Statistical analyses
The statistical analyses were performed using the R version 4.0.4
software program (R Core Team, 2021). Target eDNA concentrations per PCR
reaction (2 µL template DNA) were converted into per water sample (1 mL
water sample) before the analyses. Linear regressions of the target eDNA
concentration (log10-transformed) against the number of zebrafish
individuals per tank were performed for each filter pore size and DNA
marker length using lm and confint functions, with theirR2 values and slopes with 95% confidence
intervals (CIs) estimated. We also conducted a linear model to assess
the effects of the eDNA size fraction and target marker length on the
accuracy of the relationship between eDNA concentration and species
abundance (i.e., the R2 value of linear
regression). The R2 values were Fisher’s
z-transformed by the package “MAc” in advance (Del Re & Hoyt, 2018)
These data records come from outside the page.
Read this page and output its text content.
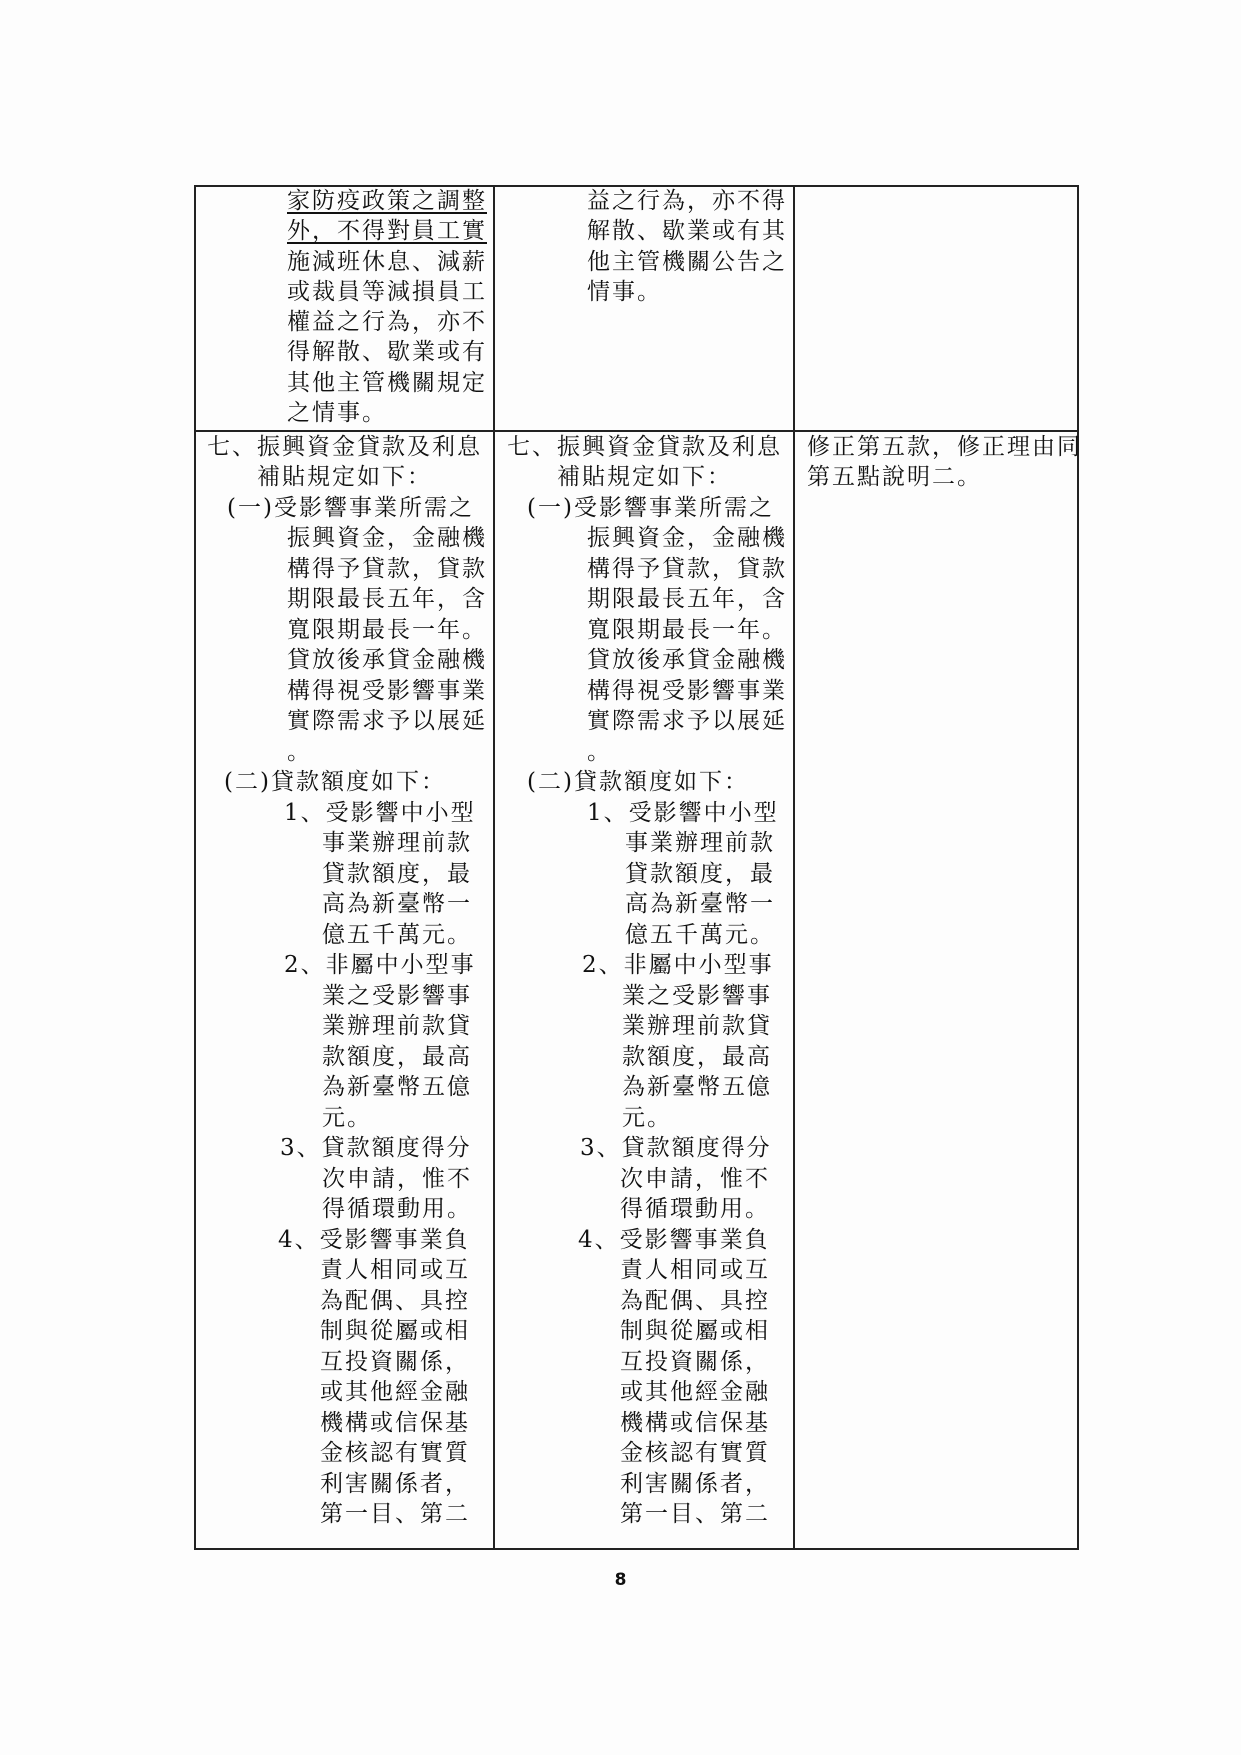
家防疫政策之調整
外，不得對員工實
施減班休息、減薪
或裁員等減損員工
權益之行為，亦不
得解散、歇業或有
其他主管機關規定
之情事。
益之行為，亦不得
解散、歇業或有其
他主管機關公告之
情事。
七、振興資金貸款及利息
補貼規定如下：
(一)受影響事業所需之
振興資金，金融機
構得予貸款，貸款
期限最長五年，含
寬限期最長一年。
貸放後承貸金融機
構得視受影響事業
實際需求予以展延
。
(二)貸款額度如下：
1、受影響中小型
事業辦理前款
貸款額度，最
高為新臺幣一
億五千萬元。
2、非屬中小型事
業之受影響事
業辦理前款貸
款額度，最高
為新臺幣五億
元。
3、貸款額度得分
次申請，惟不
得循環動用。
4、受影響事業負
責人相同或互
為配偶、具控
制與從屬或相
互投資關係，
或其他經金融
機構或信保基
金核認有實質
利害關係者，
第一目、第二
七、振興資金貸款及利息
補貼規定如下：
(一)受影響事業所需之
振興資金，金融機
構得予貸款，貸款
期限最長五年，含
寬限期最長一年。
貸放後承貸金融機
構得視受影響事業
實際需求予以展延
。
(二)貸款額度如下：
1、受影響中小型
事業辦理前款
貸款額度，最
高為新臺幣一
億五千萬元。
2、非屬中小型事
業之受影響事
業辦理前款貸
款額度，最高
為新臺幣五億
元。
3、貸款額度得分
次申請，惟不
得循環動用。
4、受影響事業負
責人相同或互
為配偶、具控
制與從屬或相
互投資關係，
或其他經金融
機構或信保基
金核認有實質
利害關係者，
第一目、第二
修正第五款，修正理由同
第五點說明二。
8
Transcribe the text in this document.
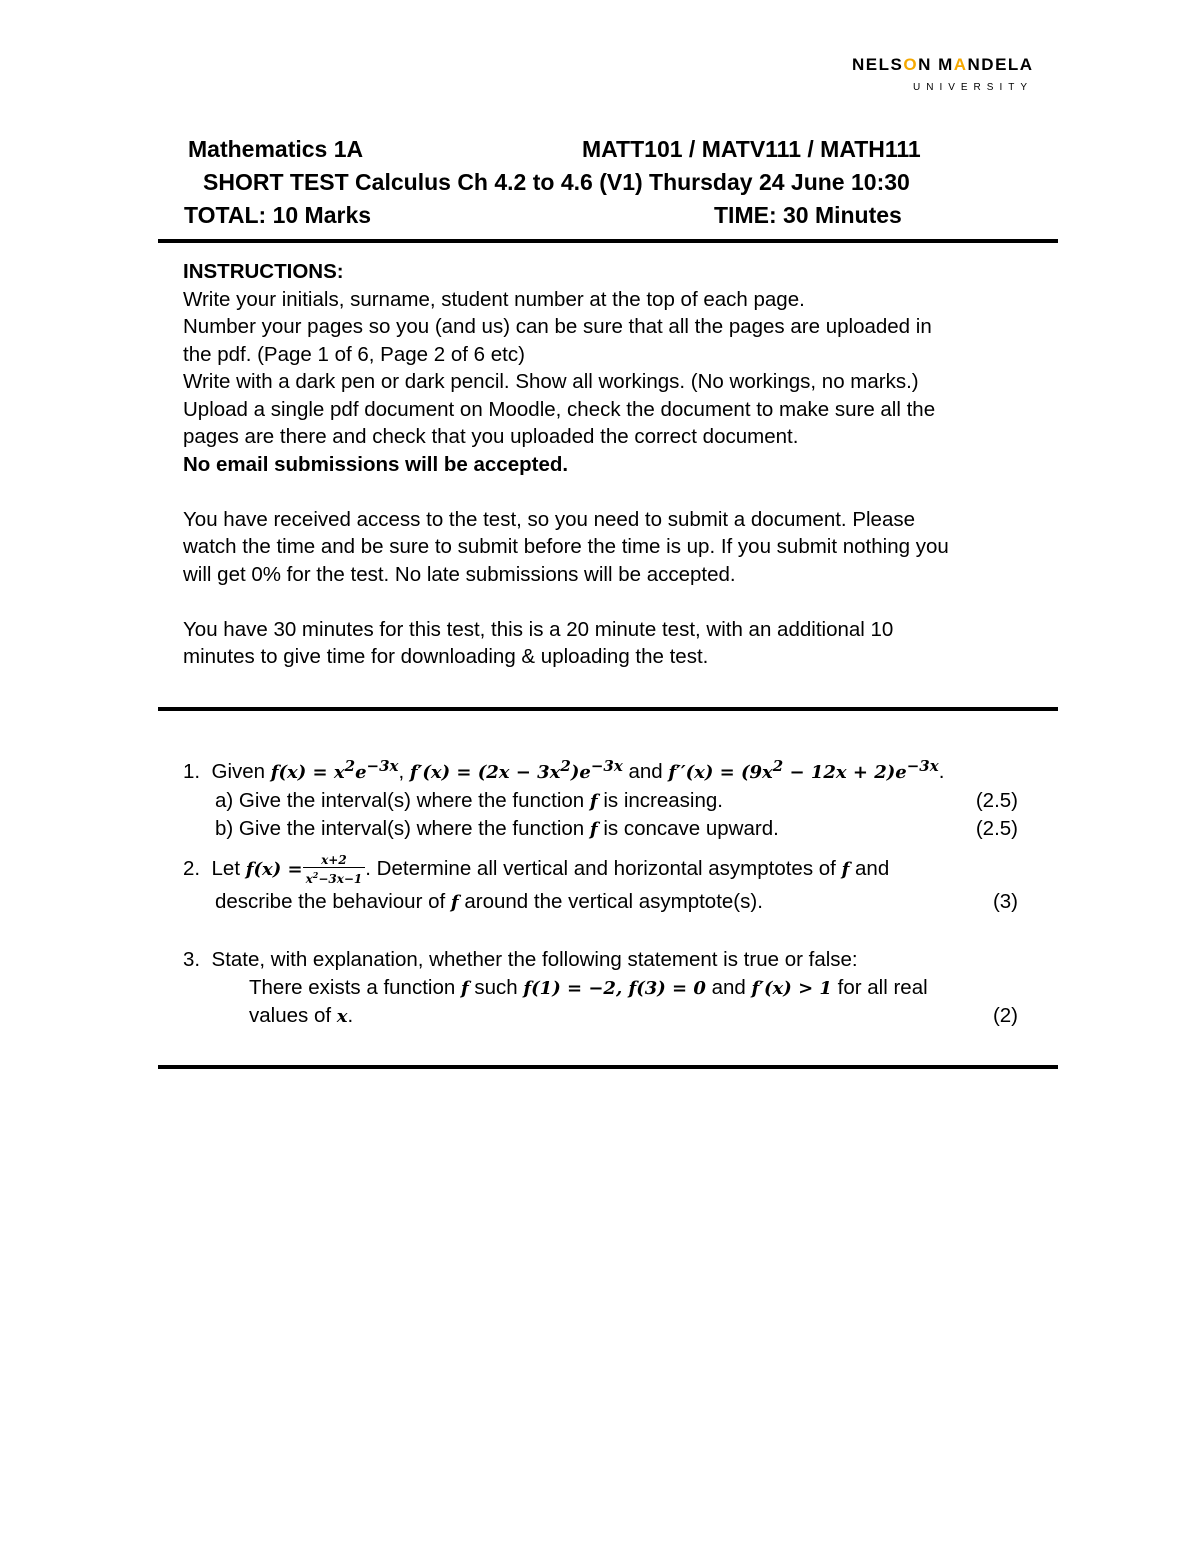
NELSON MANDELA
UNIVERSITY
Mathematics 1A	MATT101 / MATV111 / MATH111
SHORT TEST Calculus Ch 4.2 to 4.6 (V1) Thursday 24 June 10:30
TOTAL: 10 Marks	TIME: 30 Minutes
INSTRUCTIONS:
Write your initials, surname, student number at the top of each page.
Number your pages so you (and us) can be sure that all the pages are uploaded in
the pdf. (Page 1 of 6, Page 2 of 6 etc)
Write with a dark pen or dark pencil. Show all workings. (No workings, no marks.)
Upload a single pdf document on Moodle, check the document to make sure all the
pages are there and check that you uploaded the correct document.
No email submissions will be accepted.
You have received access to the test, so you need to submit a document. Please
watch the time and be sure to submit before the time is up. If you submit nothing you
will get 0% for the test. No late submissions will be accepted.
You have 30 minutes for this test, this is a 20 minute test, with an additional 10
minutes to give time for downloading & uploading the test.
1. Given $f(x) = x^2e^{-3x}$, $f'(x) = (2x - 3x^2)e^{-3x}$ and $f''(x) = (9x^2 - 12x + 2)e^{-3x}$.
a) Give the interval(s) where the function f is increasing.	(2.5)
b) Give the interval(s) where the function f is concave upward.	(2.5)
2. Let $f(x) = \frac{x+2}{x^2-3x-1}$ . Determine all vertical and horizontal asymptotes of f and
describe the behaviour of f around the vertical asymptote(s).	(3)
3. State, with explanation, whether the following statement is true or false:
There exists a function f such f(1) = −2, f(3) = 0 and f′(x) > 1 for all real
values of x.	(2)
to meet the normality (Yates et al., 2019) and included as the dependent
variable. Filter pore size (µm; categorical), marker length (bp;
log10-transformed), and interactions were also explanatory variables.
Additionally, a linear mixed model using the lmer function in the
package “lmerTest” (Kuznetsova et al., 2017) was performed to assess
the effects of the eDNA size fraction and marker length on the
sensitivity of the eDNA concentration in response to changes in species
abundance (i.e., the slope of linear regression [Eichmiller et al.,
2016)). The zebrafish eDNA concentration (log10-transformed) was
included as the dependent variable. The number of fish individuals per
tank, filter pore size, marker length (log10-transformed), and primary
interactions of fish individuals with filter pore size and
log10-transformed marker length were included as the fixed effects. The
tank replicates were included as the random effect.